Asking the music and art-loving youth in the state to break all shackles, famous instrumentalist and vocalist Abhay Rustum Sopori on Wednesday said he wants J&K to come into international recognition.

"I want to take an initiative to bring people back to their roots, to their music and culture," Sopori, who spots long locks of hair, said addressing a news conference at Jammu. Sopori Academy of Music and Performing Arts (SaMaPa), a vision of Sopori's family, carries a legacy of nine to 10 generations in music.

Music, art and cultural activities in the state suffered a lot in the state after insurgency broke out in early nineties.

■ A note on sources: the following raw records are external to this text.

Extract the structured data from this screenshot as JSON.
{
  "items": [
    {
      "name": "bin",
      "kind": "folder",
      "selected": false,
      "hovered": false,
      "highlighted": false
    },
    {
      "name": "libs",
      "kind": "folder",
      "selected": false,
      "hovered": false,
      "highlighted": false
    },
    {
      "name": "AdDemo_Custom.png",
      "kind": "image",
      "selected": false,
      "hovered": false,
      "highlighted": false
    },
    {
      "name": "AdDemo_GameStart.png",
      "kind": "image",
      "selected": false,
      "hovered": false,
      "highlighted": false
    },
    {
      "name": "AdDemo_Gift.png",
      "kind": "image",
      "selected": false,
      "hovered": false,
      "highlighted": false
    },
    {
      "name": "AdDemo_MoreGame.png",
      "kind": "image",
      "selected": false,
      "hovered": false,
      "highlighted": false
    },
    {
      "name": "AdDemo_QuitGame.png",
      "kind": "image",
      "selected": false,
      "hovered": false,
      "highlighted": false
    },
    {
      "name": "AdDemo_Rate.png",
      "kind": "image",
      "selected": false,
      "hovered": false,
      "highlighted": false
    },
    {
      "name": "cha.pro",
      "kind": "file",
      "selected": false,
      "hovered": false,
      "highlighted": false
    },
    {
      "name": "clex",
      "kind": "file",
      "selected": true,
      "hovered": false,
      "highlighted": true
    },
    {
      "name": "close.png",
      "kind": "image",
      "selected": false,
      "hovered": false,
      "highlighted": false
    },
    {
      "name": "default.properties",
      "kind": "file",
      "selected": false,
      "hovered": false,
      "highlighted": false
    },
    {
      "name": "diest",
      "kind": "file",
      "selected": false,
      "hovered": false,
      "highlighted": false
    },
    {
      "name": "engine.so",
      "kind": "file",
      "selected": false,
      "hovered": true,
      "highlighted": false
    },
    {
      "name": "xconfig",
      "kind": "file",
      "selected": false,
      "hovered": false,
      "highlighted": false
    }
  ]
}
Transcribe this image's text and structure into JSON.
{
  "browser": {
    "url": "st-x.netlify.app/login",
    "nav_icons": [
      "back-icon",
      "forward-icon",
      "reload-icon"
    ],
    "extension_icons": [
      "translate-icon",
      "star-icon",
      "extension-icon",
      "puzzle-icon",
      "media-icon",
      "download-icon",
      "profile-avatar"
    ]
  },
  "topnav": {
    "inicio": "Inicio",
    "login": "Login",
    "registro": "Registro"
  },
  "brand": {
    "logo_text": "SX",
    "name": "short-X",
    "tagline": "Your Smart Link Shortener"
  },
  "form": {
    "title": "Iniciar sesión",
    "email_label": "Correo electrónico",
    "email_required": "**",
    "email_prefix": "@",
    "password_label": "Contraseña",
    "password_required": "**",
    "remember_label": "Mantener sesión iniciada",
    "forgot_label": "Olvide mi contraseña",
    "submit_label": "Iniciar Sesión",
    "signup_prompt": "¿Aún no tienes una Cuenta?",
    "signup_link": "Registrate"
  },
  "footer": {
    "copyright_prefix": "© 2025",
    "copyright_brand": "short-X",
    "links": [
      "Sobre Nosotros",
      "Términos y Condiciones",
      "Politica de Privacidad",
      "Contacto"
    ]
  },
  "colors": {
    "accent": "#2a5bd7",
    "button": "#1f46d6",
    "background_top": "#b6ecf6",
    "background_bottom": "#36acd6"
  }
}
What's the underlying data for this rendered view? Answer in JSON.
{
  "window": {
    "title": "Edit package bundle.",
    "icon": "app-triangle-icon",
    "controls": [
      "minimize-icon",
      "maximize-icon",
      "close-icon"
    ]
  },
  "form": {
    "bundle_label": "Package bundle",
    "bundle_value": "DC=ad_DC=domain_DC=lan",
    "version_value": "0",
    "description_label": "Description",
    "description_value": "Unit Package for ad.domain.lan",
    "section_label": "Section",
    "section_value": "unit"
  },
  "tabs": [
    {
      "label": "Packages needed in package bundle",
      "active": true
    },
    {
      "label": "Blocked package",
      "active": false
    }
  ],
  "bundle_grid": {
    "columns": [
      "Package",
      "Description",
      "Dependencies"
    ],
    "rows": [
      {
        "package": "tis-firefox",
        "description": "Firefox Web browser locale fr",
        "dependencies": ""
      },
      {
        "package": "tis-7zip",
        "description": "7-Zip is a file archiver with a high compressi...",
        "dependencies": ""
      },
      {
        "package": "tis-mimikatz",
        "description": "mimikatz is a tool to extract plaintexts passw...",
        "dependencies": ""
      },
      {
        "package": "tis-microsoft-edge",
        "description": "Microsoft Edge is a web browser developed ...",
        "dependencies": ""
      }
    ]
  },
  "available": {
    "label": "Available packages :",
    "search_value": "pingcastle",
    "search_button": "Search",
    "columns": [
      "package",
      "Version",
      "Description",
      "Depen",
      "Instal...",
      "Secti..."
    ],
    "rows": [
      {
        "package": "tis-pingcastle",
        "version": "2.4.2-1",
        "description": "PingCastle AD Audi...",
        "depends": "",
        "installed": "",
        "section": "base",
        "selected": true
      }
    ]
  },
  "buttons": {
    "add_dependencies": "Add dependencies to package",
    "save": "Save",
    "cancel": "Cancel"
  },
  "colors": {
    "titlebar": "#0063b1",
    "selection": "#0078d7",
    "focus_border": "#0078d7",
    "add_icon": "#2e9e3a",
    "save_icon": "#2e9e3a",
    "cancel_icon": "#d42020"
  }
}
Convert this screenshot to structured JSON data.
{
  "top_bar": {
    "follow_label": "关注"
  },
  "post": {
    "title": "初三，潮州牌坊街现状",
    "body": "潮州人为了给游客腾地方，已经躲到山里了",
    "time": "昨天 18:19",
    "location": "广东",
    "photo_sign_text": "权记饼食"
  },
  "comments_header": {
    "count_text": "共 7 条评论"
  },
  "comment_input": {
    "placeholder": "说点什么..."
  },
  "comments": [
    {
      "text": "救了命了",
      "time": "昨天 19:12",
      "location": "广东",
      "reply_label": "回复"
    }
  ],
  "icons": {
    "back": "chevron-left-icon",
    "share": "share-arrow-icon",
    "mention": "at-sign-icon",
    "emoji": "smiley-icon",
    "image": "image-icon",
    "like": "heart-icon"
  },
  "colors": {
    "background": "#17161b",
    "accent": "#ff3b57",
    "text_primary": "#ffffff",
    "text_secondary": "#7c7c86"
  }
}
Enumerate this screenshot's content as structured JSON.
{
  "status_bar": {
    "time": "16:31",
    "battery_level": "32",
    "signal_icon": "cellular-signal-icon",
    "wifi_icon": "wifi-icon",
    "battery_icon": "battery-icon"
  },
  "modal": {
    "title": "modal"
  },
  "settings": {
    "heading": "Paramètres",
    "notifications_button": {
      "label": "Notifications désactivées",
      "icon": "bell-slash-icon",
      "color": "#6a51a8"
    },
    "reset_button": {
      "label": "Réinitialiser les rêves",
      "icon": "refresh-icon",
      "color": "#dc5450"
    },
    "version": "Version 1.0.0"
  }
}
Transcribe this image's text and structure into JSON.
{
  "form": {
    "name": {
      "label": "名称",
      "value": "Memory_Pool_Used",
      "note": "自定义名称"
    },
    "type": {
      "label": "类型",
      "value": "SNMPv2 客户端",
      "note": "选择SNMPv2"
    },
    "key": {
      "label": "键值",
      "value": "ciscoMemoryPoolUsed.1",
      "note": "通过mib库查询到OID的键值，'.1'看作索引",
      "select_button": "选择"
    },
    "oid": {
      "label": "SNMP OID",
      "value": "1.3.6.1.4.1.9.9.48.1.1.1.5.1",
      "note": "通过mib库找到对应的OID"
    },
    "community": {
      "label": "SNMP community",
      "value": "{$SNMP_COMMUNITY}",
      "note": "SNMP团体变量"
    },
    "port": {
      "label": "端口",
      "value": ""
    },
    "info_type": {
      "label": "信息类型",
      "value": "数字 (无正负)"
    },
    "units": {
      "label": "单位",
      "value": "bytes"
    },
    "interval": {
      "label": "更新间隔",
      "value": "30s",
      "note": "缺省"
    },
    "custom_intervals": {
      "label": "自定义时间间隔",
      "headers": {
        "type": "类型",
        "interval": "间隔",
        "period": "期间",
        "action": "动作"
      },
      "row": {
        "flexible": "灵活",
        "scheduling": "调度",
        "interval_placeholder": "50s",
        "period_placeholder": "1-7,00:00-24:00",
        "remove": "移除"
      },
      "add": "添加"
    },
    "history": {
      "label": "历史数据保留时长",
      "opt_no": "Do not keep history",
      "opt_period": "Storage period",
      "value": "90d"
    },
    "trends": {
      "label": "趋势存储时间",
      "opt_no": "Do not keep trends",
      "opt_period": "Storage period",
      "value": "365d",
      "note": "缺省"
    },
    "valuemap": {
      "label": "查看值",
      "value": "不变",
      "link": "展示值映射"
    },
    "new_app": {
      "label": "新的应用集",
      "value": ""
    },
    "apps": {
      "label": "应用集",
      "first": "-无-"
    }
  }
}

However, Sopori believes music would prevail over violence.

"Certainly there have been lesser cultural activities in the state in the last 17 years. But things are getting better now," he said.

He promised establishing a music academy in the state within next two years. "Raising buildings alone won't help. Before we establish an academy over here, I want more interest to be generated among the youth here," Sopori said.

SaMaPa is organising an eight-day festival of Indian classical and Sufi Music from December 14 in Jammu.

He stressed, "SaMaPa is a movement not merely an academy. For brining music and culture to the people, we've to take an initiative. I know there is not a bright future in the state for music and art. But I promise you that within four to five years, there'll be a music revolution in J&K." Sopori also promised organising a Sufi festival in the state.

However, he rued over the treatment the Asian people were being meted out in European and American countries.

He along with his father, the legendry Santoor maestro, Pandit Bhajan Sopori were stopped at USA's Chicago airport when the airport authorities on seeing them spotting beard, long locks of hair, traditional attire and the colour of the skin, which the Aryans have, stopped them from boarding the airplane.

"The racial discrimination should end. People spotting beard are harassed. Every country should realise this that anyone from any religion can spot a beard," he said adding that being stopped from boarding the plane had cost them heavily.

Veteran journalist Shyam Koul termed Sopori the son-of-soil who was becoming an iconic figure and bringing name and fame to the state.